You may obtain a security freeze on your consumer credit file at no charge to protect your privacy and ensure that credit is not granted in your name without your knowledge. You have a right to place a “security freeze” on your consumer credit file pursuant to North Dakota law. The security freeze will prohibit a consumer reporting agency from releasing any information in your consumer credit file without your express authorization or approval. The security freeze is designed to prevent credit, loans, and services from being approved in your name without your consent. When you place a security freeze on your credit file, within five business days you will be provided a personal identification number or password to use if you choose to remove the freeze on your credit file or to temporarily authorize the release of your credit report or credit score for a specific party, parties, or period of time after the freeze is in place. To provide that authorization, you must contact the consumer reporting agency and provide all of the following:
- The unique personal identification number or password provided by the consumer reporting agency.

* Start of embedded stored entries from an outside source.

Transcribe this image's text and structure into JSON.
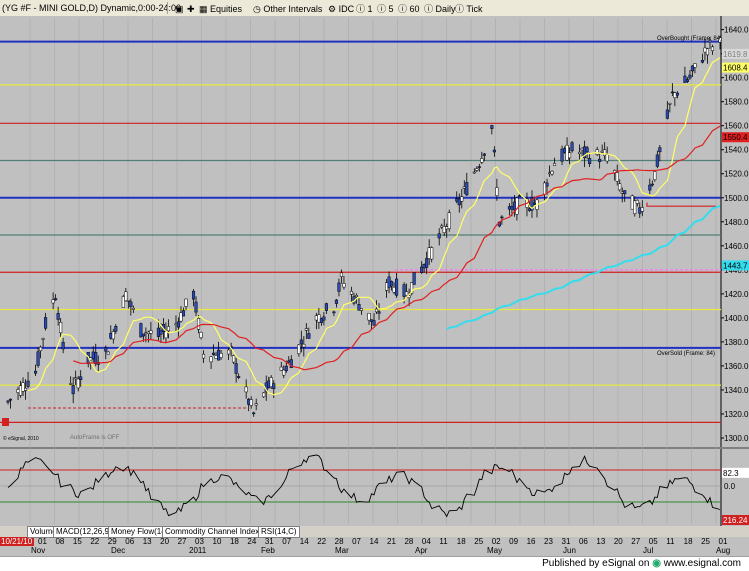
{
  "toolbar": {
    "symbol": "(YG #F - MINI GOLD,D) Dynamic,0:00-24:00",
    "equities": "Equities",
    "other_intervals": "Other Intervals",
    "idc": "IDC",
    "i1": "1",
    "i5": "5",
    "i60": "60",
    "daily": "Daily",
    "tick": "Tick"
  },
  "labels": {
    "overbought": "OverBought (Frame: 84)",
    "oversold": "OverSold (Frame: 84)",
    "autoframe": "AutoFrame is OFF",
    "copyright": "© eSignal, 2010",
    "start_date": "10/21/10",
    "publisher": "Published by eSignal on",
    "site": "www.esignal.com"
  },
  "tabs": [
    "Volume",
    "MACD(12,26,9,C)",
    "Money Flow(14)",
    "Commodity Channel Index(23,C)",
    "RSI(14,C)"
  ],
  "price_axis": [
    "1640.0",
    "1620.0",
    "1600.0",
    "1580.0",
    "1560.0",
    "1540.0",
    "1520.0",
    "1500.0",
    "1480.0",
    "1460.0",
    "1440.0",
    "1420.0",
    "1400.0",
    "1380.0",
    "1360.0",
    "1340.0",
    "1320.0",
    "1300.0"
  ],
  "price_tags": [
    {
      "text": "1619.8",
      "color": "#d8d8d8",
      "value": 1619.8
    },
    {
      "text": "1608.4",
      "color": "#ffff66",
      "value": 1608.4
    },
    {
      "text": "1550.4",
      "color": "#e02020",
      "value": 1550.4
    },
    {
      "text": "1443.7",
      "color": "#33ddee",
      "value": 1443.7
    }
  ],
  "osc_axis": [
    "0.0"
  ],
  "osc_tags": [
    {
      "text": "82.3",
      "value": 82.3
    },
    {
      "text": "216.24",
      "value": 216.24
    }
  ],
  "date_axis": {
    "days": [
      "01",
      "08",
      "15",
      "22",
      "29",
      "06",
      "13",
      "20",
      "27",
      "03",
      "10",
      "18",
      "24",
      "31",
      "07",
      "14",
      "22",
      "28",
      "07",
      "14",
      "21",
      "28",
      "04",
      "11",
      "18",
      "25",
      "02",
      "09",
      "16",
      "23",
      "31",
      "06",
      "13",
      "20",
      "27",
      "05",
      "11",
      "18",
      "25",
      "01"
    ],
    "months": [
      "Nov",
      "Dec",
      "2011",
      "Feb",
      "Mar",
      "Apr",
      "May",
      "Jun",
      "Jul",
      "Aug"
    ]
  },
  "chart_data": {
    "type": "candlestick",
    "title": "(YG #F - MINI GOLD,D) Dynamic,0:00-24:00",
    "ylim": [
      1295,
      1648
    ],
    "x_range": [
      "2010-10-21",
      "2011-08-01"
    ],
    "colors": {
      "up": "#ffffff",
      "down": "#2b4bb8",
      "background": "#c0c0c0",
      "ma_fast": "#ffff66",
      "ma_slow": "#e02020",
      "ma_long": "#33ddee"
    },
    "close_path": [
      [
        "2010-10-21",
        1330
      ],
      [
        "2010-11-01",
        1355
      ],
      [
        "2010-11-05",
        1395
      ],
      [
        "2010-11-09",
        1420
      ],
      [
        "2010-11-12",
        1375
      ],
      [
        "2010-11-16",
        1340
      ],
      [
        "2010-11-22",
        1365
      ],
      [
        "2010-11-29",
        1370
      ],
      [
        "2010-12-07",
        1420
      ],
      [
        "2010-12-13",
        1390
      ],
      [
        "2010-12-20",
        1385
      ],
      [
        "2010-12-27",
        1395
      ],
      [
        "2011-01-03",
        1420
      ],
      [
        "2011-01-07",
        1370
      ],
      [
        "2011-01-18",
        1370
      ],
      [
        "2011-01-27",
        1320
      ],
      [
        "2011-02-01",
        1340
      ],
      [
        "2011-02-10",
        1362
      ],
      [
        "2011-02-21",
        1400
      ],
      [
        "2011-02-28",
        1410
      ],
      [
        "2011-03-03",
        1432
      ],
      [
        "2011-03-10",
        1412
      ],
      [
        "2011-03-16",
        1395
      ],
      [
        "2011-03-22",
        1430
      ],
      [
        "2011-03-29",
        1420
      ],
      [
        "2011-04-05",
        1445
      ],
      [
        "2011-04-12",
        1470
      ],
      [
        "2011-04-20",
        1500
      ],
      [
        "2011-04-28",
        1535
      ],
      [
        "2011-05-02",
        1560
      ],
      [
        "2011-05-05",
        1480
      ],
      [
        "2011-05-13",
        1495
      ],
      [
        "2011-05-20",
        1495
      ],
      [
        "2011-05-27",
        1530
      ],
      [
        "2011-06-03",
        1540
      ],
      [
        "2011-06-10",
        1535
      ],
      [
        "2011-06-17",
        1535
      ],
      [
        "2011-06-24",
        1500
      ],
      [
        "2011-06-30",
        1490
      ],
      [
        "2011-07-06",
        1520
      ],
      [
        "2011-07-13",
        1585
      ],
      [
        "2011-07-20",
        1600
      ],
      [
        "2011-07-27",
        1625
      ],
      [
        "2011-08-01",
        1628
      ]
    ],
    "horizontal_levels": [
      {
        "value": 1630,
        "color": "#2030c0"
      },
      {
        "value": 1594,
        "color": "#e8e840"
      },
      {
        "value": 1562,
        "color": "#d02020"
      },
      {
        "value": 1531,
        "color": "#508078"
      },
      {
        "value": 1500,
        "color": "#2030c0"
      },
      {
        "value": 1469,
        "color": "#508078"
      },
      {
        "value": 1438,
        "color": "#d02020"
      },
      {
        "value": 1407,
        "color": "#e8e840"
      },
      {
        "value": 1375,
        "color": "#2030c0"
      },
      {
        "value": 1344,
        "color": "#e8e840"
      },
      {
        "value": 1313,
        "color": "#d02020"
      }
    ],
    "oscillator": {
      "upper": 100,
      "lower": -100,
      "last": 82.3
    }
  }
}
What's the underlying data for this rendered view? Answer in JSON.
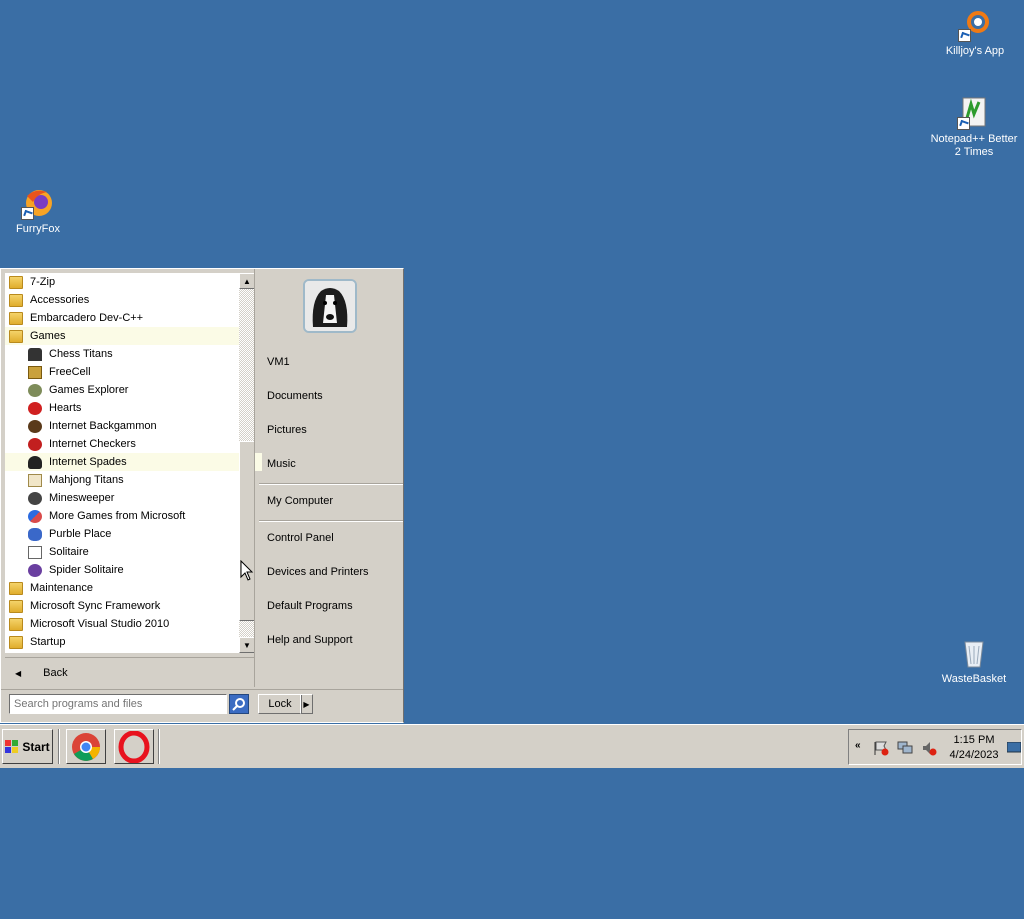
{
  "desktop": {
    "icons": [
      {
        "label": "Killjoy's App"
      },
      {
        "label": "Notepad++ Better 2 Times"
      },
      {
        "label": "FurryFox"
      },
      {
        "label": "WasteBasket"
      }
    ]
  },
  "start_menu": {
    "programs": [
      {
        "label": "7-Zip",
        "type": "folder"
      },
      {
        "label": "Accessories",
        "type": "folder"
      },
      {
        "label": "Embarcadero Dev-C++",
        "type": "folder"
      },
      {
        "label": "Games",
        "type": "folder",
        "highlighted": true
      },
      {
        "label": "Chess Titans",
        "type": "app"
      },
      {
        "label": "FreeCell",
        "type": "app"
      },
      {
        "label": "Games Explorer",
        "type": "app"
      },
      {
        "label": "Hearts",
        "type": "app"
      },
      {
        "label": "Internet Backgammon",
        "type": "app"
      },
      {
        "label": "Internet Checkers",
        "type": "app"
      },
      {
        "label": "Internet Spades",
        "type": "app",
        "highlighted": true
      },
      {
        "label": "Mahjong Titans",
        "type": "app"
      },
      {
        "label": "Minesweeper",
        "type": "app"
      },
      {
        "label": "More Games from Microsoft",
        "type": "app"
      },
      {
        "label": "Purble Place",
        "type": "app"
      },
      {
        "label": "Solitaire",
        "type": "app"
      },
      {
        "label": "Spider Solitaire",
        "type": "app"
      },
      {
        "label": "Maintenance",
        "type": "folder"
      },
      {
        "label": "Microsoft Sync Framework",
        "type": "folder"
      },
      {
        "label": "Microsoft Visual Studio 2010",
        "type": "folder"
      },
      {
        "label": "Startup",
        "type": "folder"
      }
    ],
    "back_label": "Back",
    "search_placeholder": "Search programs and files",
    "lock_label": "Lock",
    "right_items": {
      "user": "VM1",
      "documents": "Documents",
      "pictures": "Pictures",
      "music": "Music",
      "computer": "My Computer",
      "control_panel": "Control Panel",
      "devices": "Devices and Printers",
      "default_programs": "Default Programs",
      "help": "Help and Support"
    }
  },
  "taskbar": {
    "start_label": "Start",
    "clock_time": "1:15 PM",
    "clock_date": "4/24/2023"
  },
  "colors": {
    "desktop": "#3a6ea5",
    "chrome_face": "#d4d0c8",
    "highlight": "#fbfbe6"
  }
}
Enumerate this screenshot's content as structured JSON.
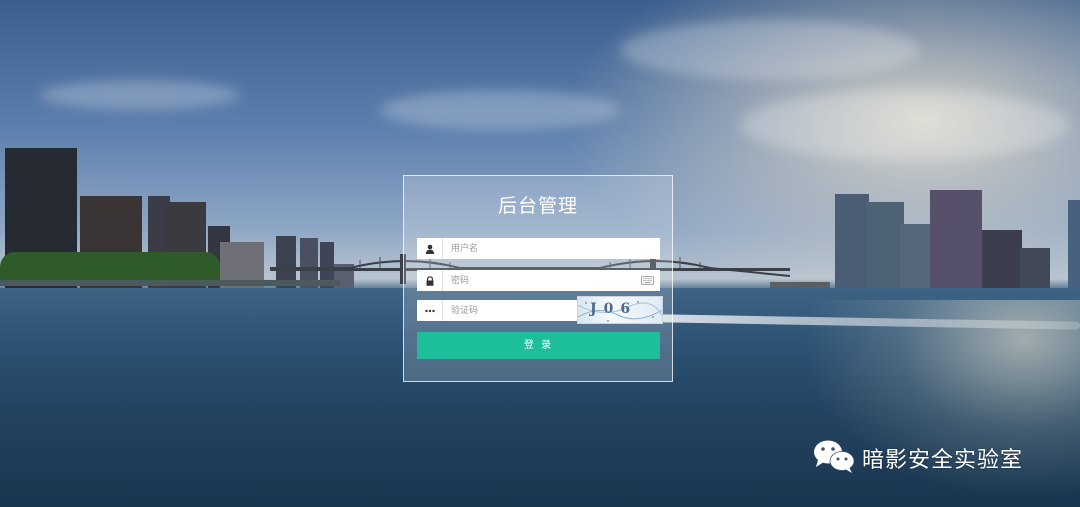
{
  "login": {
    "title": "后台管理",
    "username_placeholder": "用户名",
    "password_placeholder": "密码",
    "captcha_placeholder": "验证码",
    "captcha_text": "J06",
    "submit_label": "登 录"
  },
  "watermark": {
    "text": "暗影安全实验室",
    "icon": "wechat-icon"
  },
  "colors": {
    "accent": "#1cbf99",
    "panel_border": "#ffffff"
  }
}
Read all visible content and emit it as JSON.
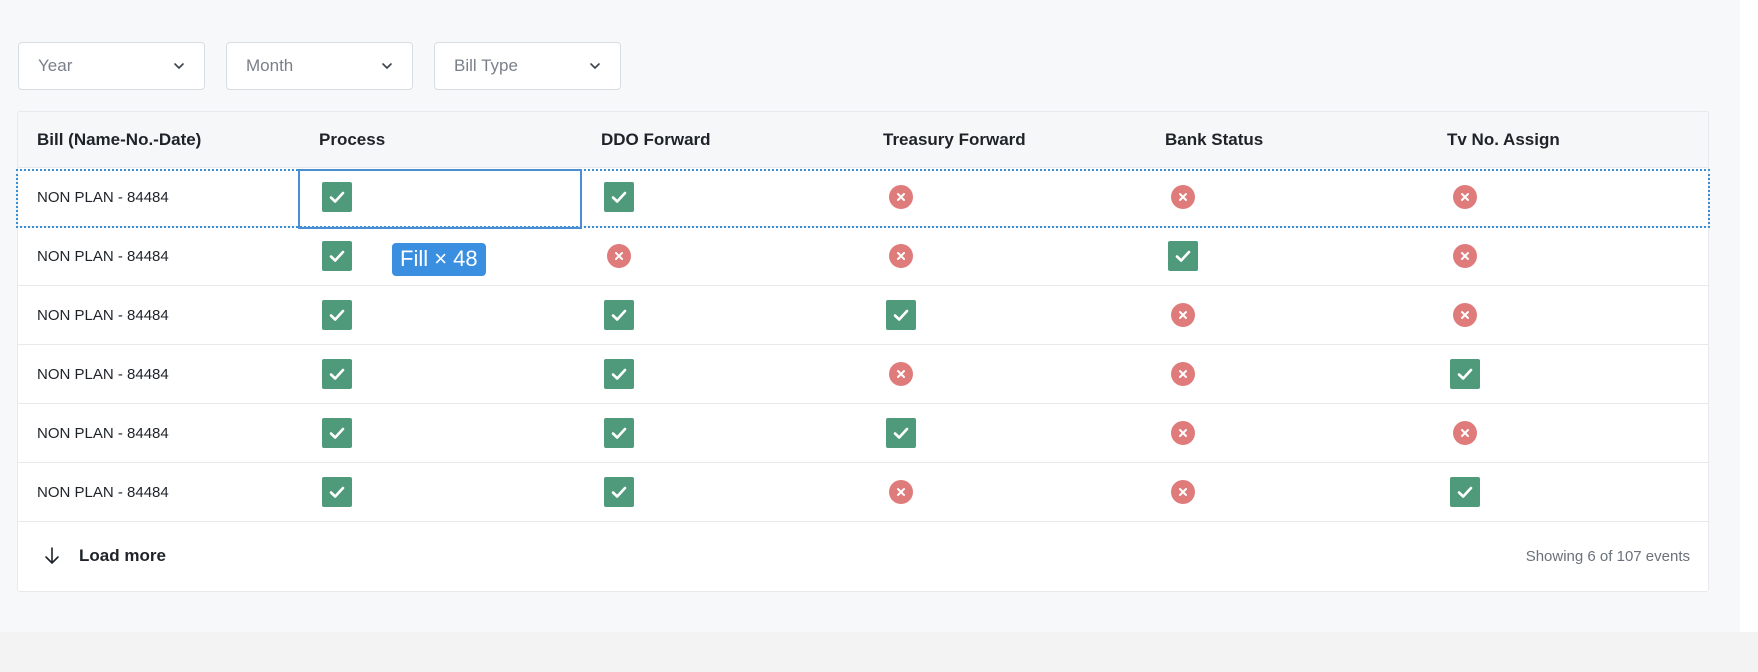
{
  "filters": {
    "year": {
      "placeholder": "Year",
      "icon": "chevron-down-icon"
    },
    "month": {
      "placeholder": "Month",
      "icon": "chevron-down-icon"
    },
    "bill_type": {
      "placeholder": "Bill Type",
      "icon": "chevron-down-icon"
    }
  },
  "table": {
    "columns": [
      "Bill (Name-No.-Date)",
      "Process",
      "DDO Forward",
      "Treasury Forward",
      "Bank Status",
      "Tv No. Assign"
    ],
    "rows": [
      {
        "bill": "NON PLAN - 84484",
        "status": [
          true,
          true,
          false,
          false,
          false
        ]
      },
      {
        "bill": "NON PLAN - 84484",
        "status": [
          true,
          false,
          false,
          true,
          false
        ]
      },
      {
        "bill": "NON PLAN - 84484",
        "status": [
          true,
          true,
          true,
          false,
          false
        ]
      },
      {
        "bill": "NON PLAN - 84484",
        "status": [
          true,
          true,
          false,
          false,
          true
        ]
      },
      {
        "bill": "NON PLAN - 84484",
        "status": [
          true,
          true,
          true,
          false,
          false
        ]
      },
      {
        "bill": "NON PLAN - 84484",
        "status": [
          true,
          true,
          false,
          false,
          true
        ]
      }
    ]
  },
  "selection": {
    "fill_label": "Fill × 48"
  },
  "footer": {
    "load_more_label": "Load more",
    "load_more_icon": "arrow-down-icon",
    "showing_text": "Showing 6 of 107 events"
  },
  "colors": {
    "check": "#4f9a7b",
    "cross": "#df7b7b",
    "selection": "#3a8fd9"
  }
}
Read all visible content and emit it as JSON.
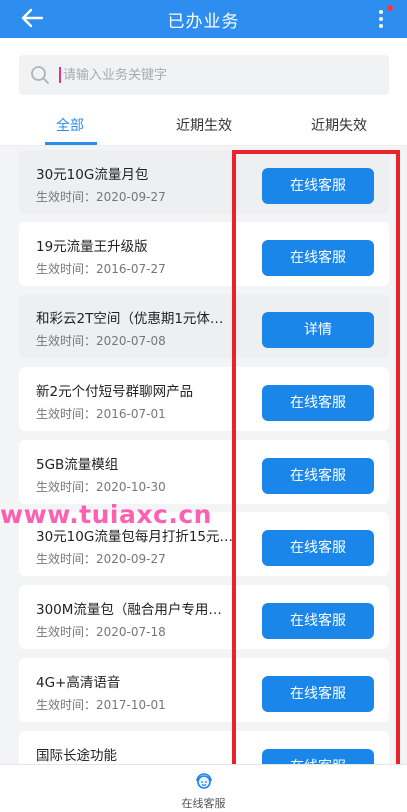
{
  "header": {
    "title": "已办业务",
    "back_icon": "arrow-left-icon",
    "more_icon": "more-vertical-icon"
  },
  "search": {
    "placeholder": "请输入业务关键字"
  },
  "tabs": [
    {
      "label": "全部",
      "active": true
    },
    {
      "label": "近期生效",
      "active": false
    },
    {
      "label": "近期失效",
      "active": false
    }
  ],
  "items": [
    {
      "name": "30元10G流量月包",
      "date": "生效时间：2020-09-27",
      "action": "在线客服"
    },
    {
      "name": "19元流量王升级版",
      "date": "生效时间：2016-07-27",
      "action": "在线客服"
    },
    {
      "name": "和彩云2T空间（优惠期1元体…",
      "date": "生效时间：2020-07-08",
      "action": "详情"
    },
    {
      "name": "新2元个付短号群聊网产品",
      "date": "生效时间：2016-07-01",
      "action": "在线客服"
    },
    {
      "name": "5GB流量模组",
      "date": "生效时间：2020-10-30",
      "action": "在线客服"
    },
    {
      "name": "30元10G流量包每月打折15元…",
      "date": "生效时间：2020-09-27",
      "action": "在线客服"
    },
    {
      "name": "300M流量包（融合用户专用…",
      "date": "生效时间：2020-07-18",
      "action": "在线客服"
    },
    {
      "name": "4G+高清语音",
      "date": "生效时间：2017-10-01",
      "action": "在线客服"
    },
    {
      "name": "国际长途功能",
      "date": "",
      "action": "在线客服"
    }
  ],
  "watermark": "www.tuiaxc.cn",
  "bottom_bar": {
    "label": "在线客服",
    "icon": "customer-service-icon"
  },
  "colors": {
    "primary": "#2d8ef0",
    "button": "#1a86ea",
    "annotation": "#e8232b",
    "watermark": "#ff3aa0"
  }
}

- Proper identification to verify your identity.
- The proper information regarding the third party or parties who are to receive the credit report or the period of time for which the report shall be available to users of the credit report.
A consumer reporting agency that receives a request from a consumer to lift temporarily a freeze shall comply with the request no later than three business days after receiving the request.
A consumer reporting agency may charge you up to five dollars each time you freeze or temporarily lift the freeze, except a consumer reporting agency may not charge any amount to a victim of identity theft who has submitted a copy of a valid investigative report or complaint to a law enforcement agency about the unlawful use of the victim’s information by another person.
A security freeze does not apply to circumstances where you have an existing account relationship and a copy of your report is requested by your existing creditor or its agents or affiliates for certain types of account review, collection, fraud control, or similar activities.
If you are actively seeking a new credit, loan, utility, or telephone account, you should understand that the procedures involved in lifting a security freeze may slow your own applications for credit. You should plan ahead and lift a freeze – either completely if you are shopping around, or specifically for a certain creditor – with enough advance notice before you apply for new credit for the lifting to take effect.
You have a right to bring a civil action against someone who violates your rights under the credit reporting laws. The action can be brought against a consumer reporting agency or a user of your credit report.